The publicly available web interface for the Cancer Genome Interpreter47, available at https://www.cancergenomeinterpreter.org, was utilized to categorize variants as a driver (predicted and/or annotated) or a passenger. Additionally, OpenCravat72 was utilized to access prediction tools VEST473, CHASMplus56, and CScape50. First, protein amino acid changes were mapped to a genomic position and DNA change via TransVar74 version 2.5.10.20211024 using UCSC reference genome HG19 that was indexed by samtools (version 1.17)75. Outputs from TransVar were checked against input protein changes, and incorrect mappings were removed. For variants with multiple inferences, results were retained for those where the cDNA and protein amino acid change match between TransVar and OpenCravat. OpenCravat inferred variants with the most severe sequence ontology as primary variants and retained other mapped transcripts as secondary information. Alterations, where the inferred amino acid change from the prediction tool does not match with the amino acid change serving as input from functional genomics testing, were discarded from inclusion. For inferences with primary transcripts or protein changes that did not match between Transvar and OpenCravat, we selected the MANE and Ensembl transcripts with the same protein changes for CHASMplus and VEST4. As no transcript information for CScape was available in OpenCravat, we excluded predictions for those unmatched from the analysis. A significance level of 0.05 was used for determining predicted oncogenic drivers versus passengers for CHASMplus and VEST4, and a threshold of 0.5 was used for CScape as recommended by the tool.

Determining the nearest oncogenic variant

To determine the nearest oncogenic variant to a “variant of interest” that was validated to be actionable by functional genomics testing, a search of the PODS database was conducted on 9/17/2021. Variants that had at least one actionability value of “Yes” based on published literature or functional genomics testing and are of the subtype missense, in-frame deletion, in-frame insertion, duplication, or deletion-insertion qualified as “other” oncogenic variants. The distance between the two variants was calculated as follows:

  • When the variant of interest represents a single codon and the other oncogenic variant represents a single codon, the difference between the two codons was subtracted (e.g, D323A and D323E; distance = 0)

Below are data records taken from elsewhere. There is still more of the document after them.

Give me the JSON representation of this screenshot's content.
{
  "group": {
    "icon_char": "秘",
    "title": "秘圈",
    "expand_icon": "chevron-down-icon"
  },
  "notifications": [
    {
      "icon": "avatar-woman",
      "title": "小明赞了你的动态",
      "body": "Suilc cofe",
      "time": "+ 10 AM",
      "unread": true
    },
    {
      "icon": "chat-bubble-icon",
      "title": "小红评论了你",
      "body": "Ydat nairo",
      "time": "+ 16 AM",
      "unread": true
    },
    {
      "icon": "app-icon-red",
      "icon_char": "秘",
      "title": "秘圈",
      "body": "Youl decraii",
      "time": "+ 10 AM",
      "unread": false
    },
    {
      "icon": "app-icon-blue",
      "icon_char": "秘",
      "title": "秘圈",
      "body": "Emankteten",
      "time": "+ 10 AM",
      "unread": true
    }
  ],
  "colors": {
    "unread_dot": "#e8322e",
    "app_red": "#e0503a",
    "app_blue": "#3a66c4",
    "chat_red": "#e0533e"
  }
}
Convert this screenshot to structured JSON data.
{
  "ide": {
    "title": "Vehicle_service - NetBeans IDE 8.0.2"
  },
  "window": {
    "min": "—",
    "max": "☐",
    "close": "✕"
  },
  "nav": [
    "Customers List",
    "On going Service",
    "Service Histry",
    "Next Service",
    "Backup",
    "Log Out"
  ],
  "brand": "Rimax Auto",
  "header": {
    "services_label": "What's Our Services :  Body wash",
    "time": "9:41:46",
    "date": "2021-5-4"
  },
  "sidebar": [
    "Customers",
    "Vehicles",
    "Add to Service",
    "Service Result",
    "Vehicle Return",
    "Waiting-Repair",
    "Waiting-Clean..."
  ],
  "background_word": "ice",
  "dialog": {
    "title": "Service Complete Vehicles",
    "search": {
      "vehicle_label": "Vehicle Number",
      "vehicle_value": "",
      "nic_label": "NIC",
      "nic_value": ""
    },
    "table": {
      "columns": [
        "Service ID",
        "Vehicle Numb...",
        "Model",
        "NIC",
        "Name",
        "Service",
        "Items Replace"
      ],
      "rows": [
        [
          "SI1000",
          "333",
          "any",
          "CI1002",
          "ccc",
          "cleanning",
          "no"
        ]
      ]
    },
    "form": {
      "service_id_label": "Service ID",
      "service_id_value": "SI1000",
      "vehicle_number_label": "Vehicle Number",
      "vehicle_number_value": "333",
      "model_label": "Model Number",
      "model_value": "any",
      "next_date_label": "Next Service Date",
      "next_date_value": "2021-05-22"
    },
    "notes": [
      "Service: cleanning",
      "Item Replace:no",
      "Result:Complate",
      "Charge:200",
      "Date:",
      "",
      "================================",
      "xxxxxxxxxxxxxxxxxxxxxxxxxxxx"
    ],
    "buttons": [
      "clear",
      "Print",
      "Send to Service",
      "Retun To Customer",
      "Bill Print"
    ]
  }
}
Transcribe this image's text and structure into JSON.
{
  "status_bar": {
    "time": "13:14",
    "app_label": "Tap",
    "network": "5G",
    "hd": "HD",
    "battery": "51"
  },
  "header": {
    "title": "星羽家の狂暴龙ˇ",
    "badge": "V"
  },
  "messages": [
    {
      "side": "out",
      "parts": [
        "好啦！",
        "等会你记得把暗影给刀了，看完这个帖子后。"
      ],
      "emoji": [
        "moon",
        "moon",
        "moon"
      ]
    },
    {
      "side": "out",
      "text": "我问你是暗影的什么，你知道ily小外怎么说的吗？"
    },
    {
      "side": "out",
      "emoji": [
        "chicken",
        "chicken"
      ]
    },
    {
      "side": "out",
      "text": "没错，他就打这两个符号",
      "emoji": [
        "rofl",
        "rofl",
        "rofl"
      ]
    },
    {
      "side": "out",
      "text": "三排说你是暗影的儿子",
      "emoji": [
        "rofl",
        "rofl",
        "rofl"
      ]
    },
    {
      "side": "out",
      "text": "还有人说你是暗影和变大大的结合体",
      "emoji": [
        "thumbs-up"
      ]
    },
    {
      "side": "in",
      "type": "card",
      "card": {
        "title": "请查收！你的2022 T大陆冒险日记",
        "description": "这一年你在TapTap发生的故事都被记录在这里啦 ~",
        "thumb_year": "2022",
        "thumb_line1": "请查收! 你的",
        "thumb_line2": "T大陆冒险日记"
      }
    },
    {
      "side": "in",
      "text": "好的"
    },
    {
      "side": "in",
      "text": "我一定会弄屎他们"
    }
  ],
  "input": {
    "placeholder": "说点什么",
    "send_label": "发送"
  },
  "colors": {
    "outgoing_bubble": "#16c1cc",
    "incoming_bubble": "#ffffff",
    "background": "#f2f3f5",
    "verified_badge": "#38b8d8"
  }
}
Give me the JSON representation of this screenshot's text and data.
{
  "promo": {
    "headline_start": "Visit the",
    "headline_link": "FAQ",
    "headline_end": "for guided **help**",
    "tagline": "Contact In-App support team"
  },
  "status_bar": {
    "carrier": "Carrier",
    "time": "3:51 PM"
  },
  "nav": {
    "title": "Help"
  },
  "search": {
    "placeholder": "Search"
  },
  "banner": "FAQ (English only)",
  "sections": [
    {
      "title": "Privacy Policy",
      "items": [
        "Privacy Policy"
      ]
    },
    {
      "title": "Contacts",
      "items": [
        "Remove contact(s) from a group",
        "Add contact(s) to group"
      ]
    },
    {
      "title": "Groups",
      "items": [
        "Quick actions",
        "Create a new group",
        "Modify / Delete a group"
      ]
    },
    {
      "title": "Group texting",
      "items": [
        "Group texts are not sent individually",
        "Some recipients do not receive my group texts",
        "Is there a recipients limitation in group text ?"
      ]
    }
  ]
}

  • When the variant of interest represents a single codon and the other oncogenic variant comprises multiple codons, the distance was determined to be 0 if the variant of interest (e.g, K385M) resides within the amino acid range of the other oncogenic variant (e.g, Y375_K455del)

  • When the variant of interest comprises multiple codons and the other oncogenic variant represents a single codon, the distance was calculated to be 0 if the other oncogenic variant (e.g., Y65C) resides within the range of amino acids for the variant of interest (e.g., H64_Y65_delinsQS).

  • When the variant of interest comprises multiple codons and the other oncogenic variant also comprises multiple codons, the distance was calculated as 0 if the amino acid range of the two variants are identical or the amino acid range of either the variant of interest or the nearest oncogenic variant is nested within the other’s amino acid range (e.g., P551_M552 > L and K550_K558del). For all other scenarios, the distance is calculated as the difference between the two most N-terminal amino acids (e.g., D770_N771insGF and N771_P772insH, distance = 1)

Reporting summary

Further information on research design is available in the Nature Research Reporting Summary linked to this article.